Annotation: Mollay Wallace’s “Tropics of Globalization” (2001)

Peer-Review: 1

This annotation is for a paper I am currently writing for my ENGL 391W course at Queens College on Science Fiction. I will be conducting an analysis of the science fictional and magical realist elements in Karen Tei Yamashita’s Tropic of Orange and the novel’s implications on contemporary discourses about globalization. See my prospectus here.

Wallace, Molly. “Tropics of Globalization: Reading the New North America.” Symploke 9.1 (2001): 145-160. Print.

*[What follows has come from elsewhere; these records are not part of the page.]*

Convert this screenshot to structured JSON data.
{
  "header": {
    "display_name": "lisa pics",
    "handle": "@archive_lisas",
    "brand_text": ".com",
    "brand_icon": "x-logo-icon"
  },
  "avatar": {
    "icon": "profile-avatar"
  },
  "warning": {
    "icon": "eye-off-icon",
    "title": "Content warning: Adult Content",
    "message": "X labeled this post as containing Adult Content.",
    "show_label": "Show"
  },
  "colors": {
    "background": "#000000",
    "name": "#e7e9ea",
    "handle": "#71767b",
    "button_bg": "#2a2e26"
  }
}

In this article Wallace demonstrates how “the tracking of metaphor” in Tropic of Orange can be used as a tool for “political intervention in discourses on globalization produced in the United States” (146). Rather than simply showing how the novel critiques NAFTA and global capitalism, her analysis of metaphor attempts to drive at and decode the politics of contemporary discussions surrounding these issues. While Wallace cites a number of scholars and their arguments on globalization, her paper is mainly in dialogue with the theory Arjun Appadurai proposes in his seminal work, Modernity at Large: The Cultural Dimensions of Globalization. She asserts that even though he offers a “new model of cultural globality,” Appadurai’s emphasis on “imagined worlds” as the means by which people can “think… beyond the nation” and thus resist socio-politico hegemony, simultaneously ignores the pressing material inequalities globalization fosters (149). His model therefore allows metaphor to subvert socio-economic realities. In contrast, Wallace demonstrates how “the metaphorical drags the material with it” in Tropic of Orange, through aesthetic moves such as the materialization of imaginary borders and the personification of NAFTA as the character SUPERNAFTA (153). She suggests that these literalizations of metaphor ultimately allow for a more nuanced analysis of globalization’s impact on migration, labor, and the international political economy. But while Wallace presents a compelling analysis of Yamashita’s novel, I want to extend her argument beyond its connections to metaphor, to examine how Tropic of Orange occupies a space where metaphor diverges from its figurative connotations and assumes an actual, material presence that confronts us with the very real transformations occurring within our natural world, our communities, and in our interactions with each other and our own bodies.